A fim de proteger os consumidores e reduzir os riscos de lavagem de dinheiro e financiamento no sector de criptomoedas, o governo da Namíbia aprovou oficialmente uma lei que regula as agências de criptomoedas.
Designada “Lei de Activos Virtuais da Namíbia de 2023”, foi aprovada pela Assembleia Nacional da Namíbia a 6 de julho e assinada pelo presidente Presidente Hage Geingob a 14 de julho. Para Namíbia, este instrumento servirá para criar uma autoridade reguladora que vai controlar como as empresas têm feito o uso de criptomoedas naquele país.
Segundo a Infomoney, uma criptomoeda é um tipo de dinheiro, como outras que são utilizadas diariamente, com a diferença de ser totalmente digital e ela não é emitida por nenhum governo ou banco central (como é o caso Metical, por exemplo, que é emitido pelo Banco de Moçambique).
De acordo com o banco central do país, a Namíbia é o terceiro país da África subsaariana a licenciar e regular os Prestadores de Serviços de Activos Virtuais, num esforço para combater o branqueamento de capitais.
Os principais objectivos da Lei dos Activos Virtuais da Namíbia de 2023 são salvaguardar os consumidores e impedir práticas comerciais desleais. Além disso, para reduzir os perigos do financiamento do terrorismo e da lavagem de dinheiro na indústria de criptomoedas.
Com este avanço, iniciou o processo de criação de uma autoridade reguladora para supervisionar a indústria de activos virtuais, agindo de acordo com as disposições de um dos principais mandatos da lei supracitada. A autoridade será responsável por licenciar prestadores de serviços de activos virtuais e supervisionar e monitorar actividades relacionadas à prestação de serviços de activos virtuais.
Aos prestadores de serviços nesta área que não cumprirem com as novas regras, correm o risco de ter punições como multas de até 10 milhões de dólares namibianos e uma pena máxima de 10 anos. Apesar do estabelecimento do quadro regulamentar, o banco central da Namíbia continua a manter a posição de que as criptomoedas não serão reconhecidas como dinheiro legal no país.
De acordo com Limpumbi Shiimi, ministro das Finanças e das Empresas Públicas, “o objectivo da legislação era criar um quadro regulamentar para proteger os consumidores, e o risco de branqueamento de capitais é mitigado”, lê-se citado pelo site TechCabal.
Ainda que não reconheça criptomoedas como dinheiro legal, o país reconhece o papel dos activos na promoção da inclusão financeira, na melhoria da resiliência e da acessibilidade dos sistemas de pagamentos e no reforço dos pagamentos transfronteiriços.
“Quando os riscos associados que acompanham as inovações, como os activos virtuais no sistema financeiro, forem melhor geridos, o banco fará as avaliações necessárias e pronunciar-se-á sobre a sua aceitação”.
disse Kazembire Zemburuka, porta-voz do banco central.
A criação de leis para o uso de criptomoedas tem vindo a crescer em África. Neste sentido, a Namíbia estabelece-se como uma das nações africanas que reconhece a regulação dos empresas de criptomoedas, juntando-se a países como a África do Sul, o Botswana, o Quebeque, as Ilhas Marianas e as Seychelles.
Contra esta tendência estão países como os Camarões, o Egipto, o Lesoto, a Libéria, a República do Congo, a Serra Leoa, a Tanzânia e o Zimbabué, que impuseram proibições totais às criptomoedas.
Entre quem regula e está contra, no caso de Angola, o país, prepara-se para proibir a produção de criptomoedas.
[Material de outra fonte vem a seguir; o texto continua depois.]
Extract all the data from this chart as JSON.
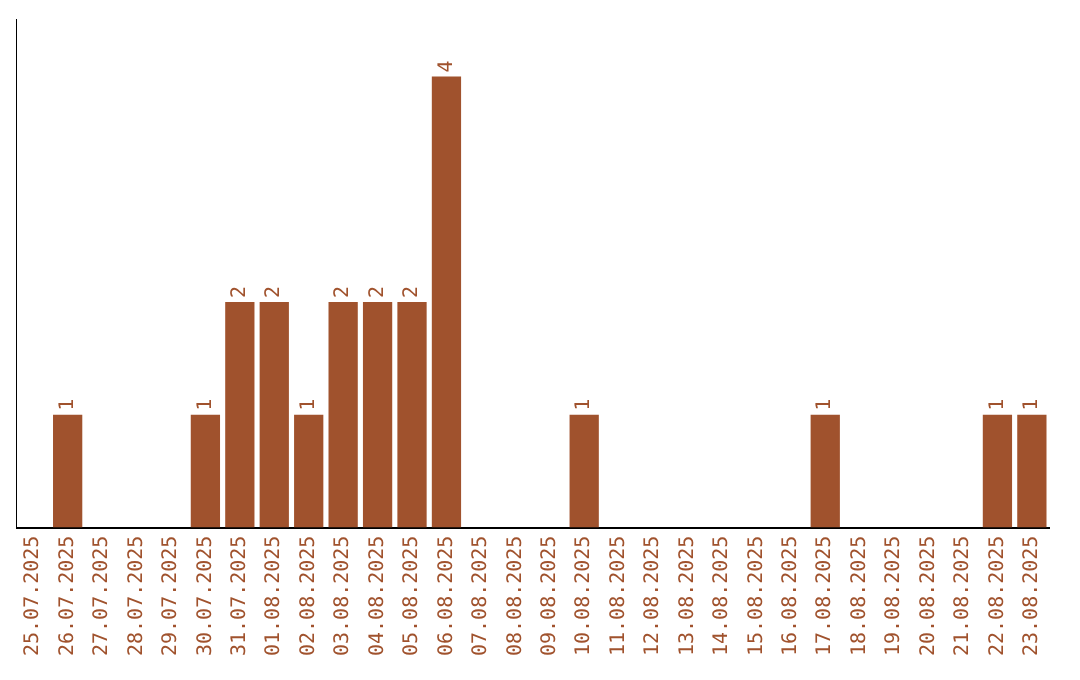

A lei inclui medidas como a criminalização da mineração/produção de criptomoedas e outros activos virtuais, bem como o uso indevido de licenças em instalações eléctricas.
A finalidade dessa proposta é garantir um ambiente de segurança e certeza, com ambição na prevenção e redução de práticas que possam comprometer a segurança do país e facilitar actividades terroristas e lavagem de dinheiro.